Jamaica Gleaner

Much law, no order

- Annie Paul Annie Paul is a writer and critic based at the University of the West Indies and author of the blog, Active Voice (anniepaul.net). Email feedback to columns@gleanerjm.com or tweet @anniepaul.

IT’S HIGH time the law against using ‘indecent language’ in public is taken off the books. In a society which acknowledg­es widespread abuse of power by the police, the State must remove any unnecessar­y pretext lawmen might have for arresting citizens, especially when the so-called crime is absolutely no threat to public order.

People should have the right to curse when they are upset, and if the police are breaking the law by cursing at them, yes, citizens should have the right to curse back without being manhandled on the pretext of being arrested.

Had this inane law not been on the books, Kay-ann Lamont and her child might have been alive today, the latter all of four years old. Her two older children would not have to be passed around from relative to relative like hot potatoes, as was reported in the news a few days ago. According to a newspaper account: “The summer holiday is a bitterswee­t period for sisters Gillian Senior, 13, and nine-yearold Sabreka Salmon, daughters of Kay-Ann Lamont ... . For the first time since last Christmas, the sisters played together two Thursdays ago, having become accustomed to a choppy routine after being separated to live with relatives following their mother’s death.”

Lamont’s crime? A policeman overheard her using an expletive after her wallet was stolen on Orange Street, where she was shopping for back-to-school items for her children. In the tussle that followed his decision to arrest her, he ended up shooting the eight months’ pregnant woman in her head, killing both mother and child instantly. If that isn’t obscene, I’d like to know what is.

Meanwhile, criminal charges have been pressed against the Gordon Town woman who greeted profanity from a policeman with profanity, but “NO CHARGE FI DI POLICE WHEY DID A BATTA UP DI WOMAN FI NOTHING”. This despite the fact that the policeman involved was caught on video, dragging the woman by her hair and generally manhandlin­g her with the kind of gusto and abandon one has become used to seeing from American police, prompting a #Blacklives­matter movement in that country.

ARCHAIC LAWS

As an online commenter once said, “The culture we have developed seems to be one where there is much law, yet no order.” Yet we refuse to reconfigur­e the legal system inherited from our colonisers, keeping alive archaic laws that have long been consigned to oblivion in the countries where they were first devised. We slavishly practise the letter of the law and studiously ignore its spirit, especially if financial blandishme­nts are on offer.

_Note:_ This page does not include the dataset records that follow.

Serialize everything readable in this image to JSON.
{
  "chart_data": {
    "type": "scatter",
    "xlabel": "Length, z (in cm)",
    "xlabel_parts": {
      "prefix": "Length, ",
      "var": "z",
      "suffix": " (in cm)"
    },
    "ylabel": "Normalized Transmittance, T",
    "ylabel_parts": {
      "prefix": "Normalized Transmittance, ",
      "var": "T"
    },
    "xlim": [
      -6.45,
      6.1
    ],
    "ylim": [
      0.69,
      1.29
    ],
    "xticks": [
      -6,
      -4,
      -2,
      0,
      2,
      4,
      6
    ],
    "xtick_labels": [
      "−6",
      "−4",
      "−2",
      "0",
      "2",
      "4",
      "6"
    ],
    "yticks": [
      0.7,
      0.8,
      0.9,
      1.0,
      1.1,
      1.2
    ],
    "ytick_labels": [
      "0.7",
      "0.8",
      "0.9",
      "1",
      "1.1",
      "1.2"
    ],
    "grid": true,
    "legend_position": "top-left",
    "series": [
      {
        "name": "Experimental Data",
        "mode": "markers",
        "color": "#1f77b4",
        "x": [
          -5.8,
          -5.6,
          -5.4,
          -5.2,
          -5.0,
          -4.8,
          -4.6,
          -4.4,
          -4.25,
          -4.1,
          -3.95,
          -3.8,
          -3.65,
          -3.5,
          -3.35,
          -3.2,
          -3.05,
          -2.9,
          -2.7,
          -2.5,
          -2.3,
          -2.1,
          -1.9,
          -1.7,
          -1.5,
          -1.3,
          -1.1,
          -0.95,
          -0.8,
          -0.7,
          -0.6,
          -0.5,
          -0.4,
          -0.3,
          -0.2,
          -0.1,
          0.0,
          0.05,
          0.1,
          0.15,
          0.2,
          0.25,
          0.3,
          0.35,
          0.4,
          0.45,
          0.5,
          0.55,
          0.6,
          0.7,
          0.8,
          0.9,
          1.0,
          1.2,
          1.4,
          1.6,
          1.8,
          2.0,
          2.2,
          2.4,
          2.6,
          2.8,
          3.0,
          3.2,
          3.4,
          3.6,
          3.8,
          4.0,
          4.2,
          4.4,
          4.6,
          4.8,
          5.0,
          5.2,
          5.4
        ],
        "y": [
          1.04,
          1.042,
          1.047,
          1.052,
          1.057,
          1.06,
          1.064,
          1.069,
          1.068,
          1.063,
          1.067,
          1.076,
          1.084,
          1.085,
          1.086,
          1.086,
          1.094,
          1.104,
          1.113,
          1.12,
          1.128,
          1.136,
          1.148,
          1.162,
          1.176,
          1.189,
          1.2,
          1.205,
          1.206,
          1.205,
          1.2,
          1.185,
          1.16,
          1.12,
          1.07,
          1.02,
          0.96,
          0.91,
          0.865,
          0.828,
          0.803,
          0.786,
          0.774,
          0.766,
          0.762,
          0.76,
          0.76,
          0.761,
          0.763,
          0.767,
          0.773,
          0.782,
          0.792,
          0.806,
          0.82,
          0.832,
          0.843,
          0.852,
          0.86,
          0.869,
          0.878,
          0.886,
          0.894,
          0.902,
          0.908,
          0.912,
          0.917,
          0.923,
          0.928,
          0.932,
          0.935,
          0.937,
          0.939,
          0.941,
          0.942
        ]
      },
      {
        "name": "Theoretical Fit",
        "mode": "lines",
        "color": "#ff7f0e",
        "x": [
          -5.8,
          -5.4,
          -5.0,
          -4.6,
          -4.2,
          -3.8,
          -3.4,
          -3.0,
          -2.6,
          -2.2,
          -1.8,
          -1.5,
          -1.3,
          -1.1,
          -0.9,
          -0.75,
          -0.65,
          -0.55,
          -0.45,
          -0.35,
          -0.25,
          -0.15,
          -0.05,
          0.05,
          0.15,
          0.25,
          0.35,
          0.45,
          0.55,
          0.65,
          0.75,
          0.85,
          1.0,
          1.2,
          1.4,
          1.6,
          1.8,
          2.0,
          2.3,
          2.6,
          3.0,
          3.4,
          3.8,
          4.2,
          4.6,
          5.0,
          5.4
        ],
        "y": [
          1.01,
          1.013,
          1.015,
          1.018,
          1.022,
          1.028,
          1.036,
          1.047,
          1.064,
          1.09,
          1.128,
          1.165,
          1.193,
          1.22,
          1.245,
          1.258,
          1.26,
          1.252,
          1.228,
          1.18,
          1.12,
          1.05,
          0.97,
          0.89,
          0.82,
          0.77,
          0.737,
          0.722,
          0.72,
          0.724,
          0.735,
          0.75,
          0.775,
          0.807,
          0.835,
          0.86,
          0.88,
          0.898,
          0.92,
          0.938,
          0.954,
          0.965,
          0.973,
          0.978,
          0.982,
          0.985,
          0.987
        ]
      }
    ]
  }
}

This is the same spirit in which the Government pays lip service to the Paris Agreement it signed some years ago to stick to a Nationally Determined Contributi­on (NDC) to greenhouse gas emissions. According to Wikipedia, NDCs is a term used under the United Nations Framework Convention on Climate Change (UNFCCC) for reductions in greenhouse gas emissions that all countries that signed the UNFCCC were asked to publish in the lead-up to the 2015 United Nations Climate Change Conference held in Paris, France in December 2015. Jamaica did so in November 2015.

Along comes an investor with deep pockets, promising thousands of jobs, and the Government is willing to abandon the Paris Agreement and sign on to a 1,000MW coal-fired plant to be built by a Chinese company, Jiuquan Iron and Steel (JISCO). As Diana McCaulay, head of Jamaica Environmen­t Trust, often a lone voice in the wilderness, points out:

“A modern, coal-fired plant emits 762kg of CO per megawatt-hour of electricit­y generated, if there is no CO2 capture. This plant alone would emit roughly 6.7 million tons of CO2 per year, just over half of our 2025 target. Meeting our intended Nationally Determined Contributi­on to greenhouse gas emissions under the Paris Agreement would become highly unlikely.”

A multitude of sins creep in under the cover of blandishme­nts of ‘developmen­t’ and ‘progress’. For the Government, ‘job creation’ translates to votes, which must constantly be mustered, no matter the cost. What could be more indecent than that?

In an eloquent article published by Commonweal­th Writers called ‘Giving up on the earth’, McCaulay details the price we are paying globally for reckless abuse of the environmen­t in the name of progress. She concludes: “All over the world, the people most vulnerable to extreme climate events are displaced, impoverish­ed and die. You think there is a refugee crisis now? Wait until large areas of the globe are uninhabita­ble. And yet real reductions in greenhouse gases have not been achieved, despite decades of internatio­nal meetings, agreements and stated good intentions.”

It’s high time we paid attention to the spirit of the law and agreements we sign on to, instead of obeying them in letter only. And take that #$%^@ law against indecent language off the books! There is much to curse about.